SEC. 5. COOPERATION WITH FOREIGN LAW ENFORCEMENT AGENCIES.
(a) List of Countries With Highest Occurrence of Violations.--Not
later than 90 days after the date of enactment of this section, the
Federal Trade Commission (in this section referred to as the
``Commission''), in consultation with the Attorney General and the
Secretary of State, shall identify a list of the top 10 foreign
countries where the highest occurrence of violations of section 2 or 3
originate and harm individuals located in the United States or a
territory thereof.
(b) FTC International Agreements.--
(1) In general.--Using the list of foreign countries
identified under subsection (a), the Commission, in
coordination with the Secretary of State, may enter into
agreements with such foreign countries to ensure the
cooperation of any foreign law enforcement agency in the
Commission's enforcement of this Act.
(2) Requirements.--Any agreement entered into by the
Commission under paragraph (1) shall be subject to the
requirements described in section 6(j)(4) of the Federal Trade
Commission Act (15 U.S.C. 46(j)(4)).
(3) Report to congress.--Not later than 1 year after the
date of enactment of this section, and annually thereafter, the
Commission shall submit to the Committee on Commerce, Science,
and Transportation of the Senate and the Committee on Energy
and Commerce of the House of Representatives a report on the
implementation of this subsection during the reporting period,
including--
(A) any new agreements with foreign countries (as
described in paragraph (1)) entered into during such
period;
(B) any negotiations regarding new agreements or
modifications to agreements with foreign countries
during such period;
(C) a description of the Commission's coordination
with foreign law enforcement agencies to enforce
alleged violations of section 3; and
(D) any challenges with cooperation of foreign law
enforcement agencies (including with respect to foreign
countries without an agreement under paragraph (1)) in
the enforcement of section 3.
(c) DOJ Review of International Law Enforcement Agency
Agreements.--
(1) In general.--Not later than 1 year after the date of
enactment of this section, and not less frequently than every 5
years thereafter, the Attorney General shall review and, as
necessary and consistent with authorities under applicable law,
modify international agreements with foreign law enforcement
agencies in foreign countries identified under subsection (a)

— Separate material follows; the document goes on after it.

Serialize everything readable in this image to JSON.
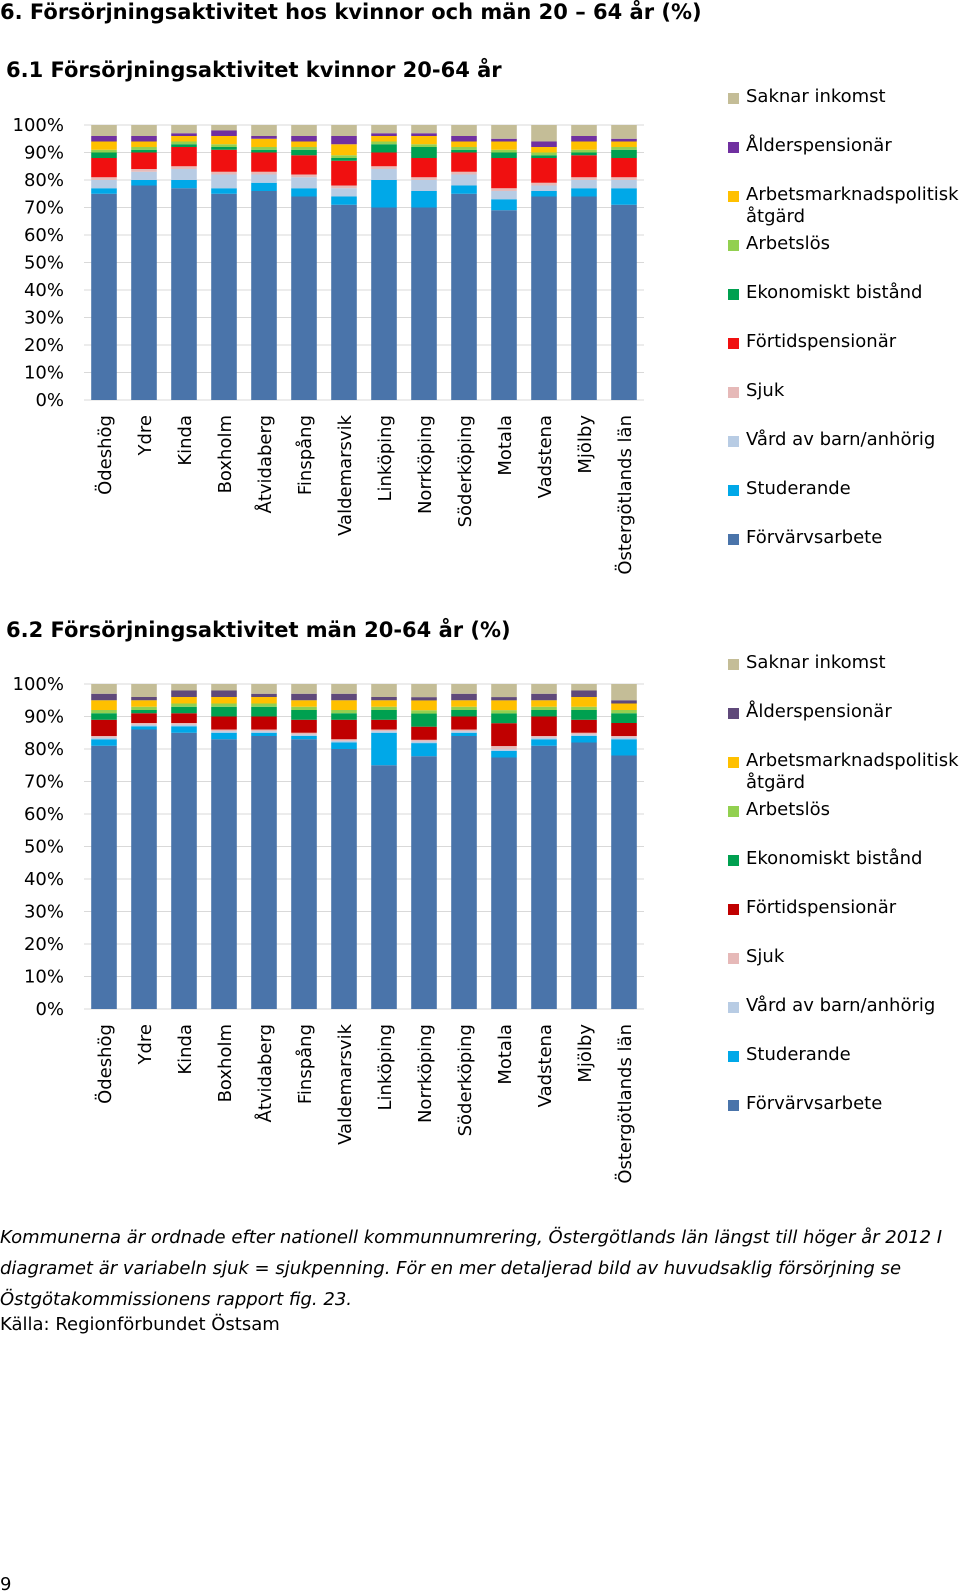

to encourage assistance with the enforcement of violations of
section 223(i) of the Communications Act of 1934, as added by
section 2 of this Act, that originate outside the United
States.
(2) Report.--Not later than 1 year after the date of
enactment of this section, and every 5 years thereafter, the
Attorney General shall submit to the Committee on Commerce,
Science, and Transportation of the Senate, the Committee on the
Judiciary of the Senate, the Committee on Energy and Commerce
of the House of Representatives, and the Committee on the
Judiciary of the House of Representatives a report that
includes--
(A) an analysis of the review conducted under
paragraph (1);
(B) a description of any modifications to
international agreements described in paragraph (1)
pursued by the Attorney General; and
(C) recommendations to strengthen the enforcement
of violations of section 223(i) of the Communications
Act of 1934, as added by section 2 of this Act, that--
(i) originate outside the United States;
and
(ii) harm United States persons located in
the United States.
SEC. 6. SAVINGS CLAUSE.
Nothing in this Act shall be construed to restrict parody, satire,
journalism, or any other rights, privileges, or immunities protected by
the First Amendment to the Constitution of the United States.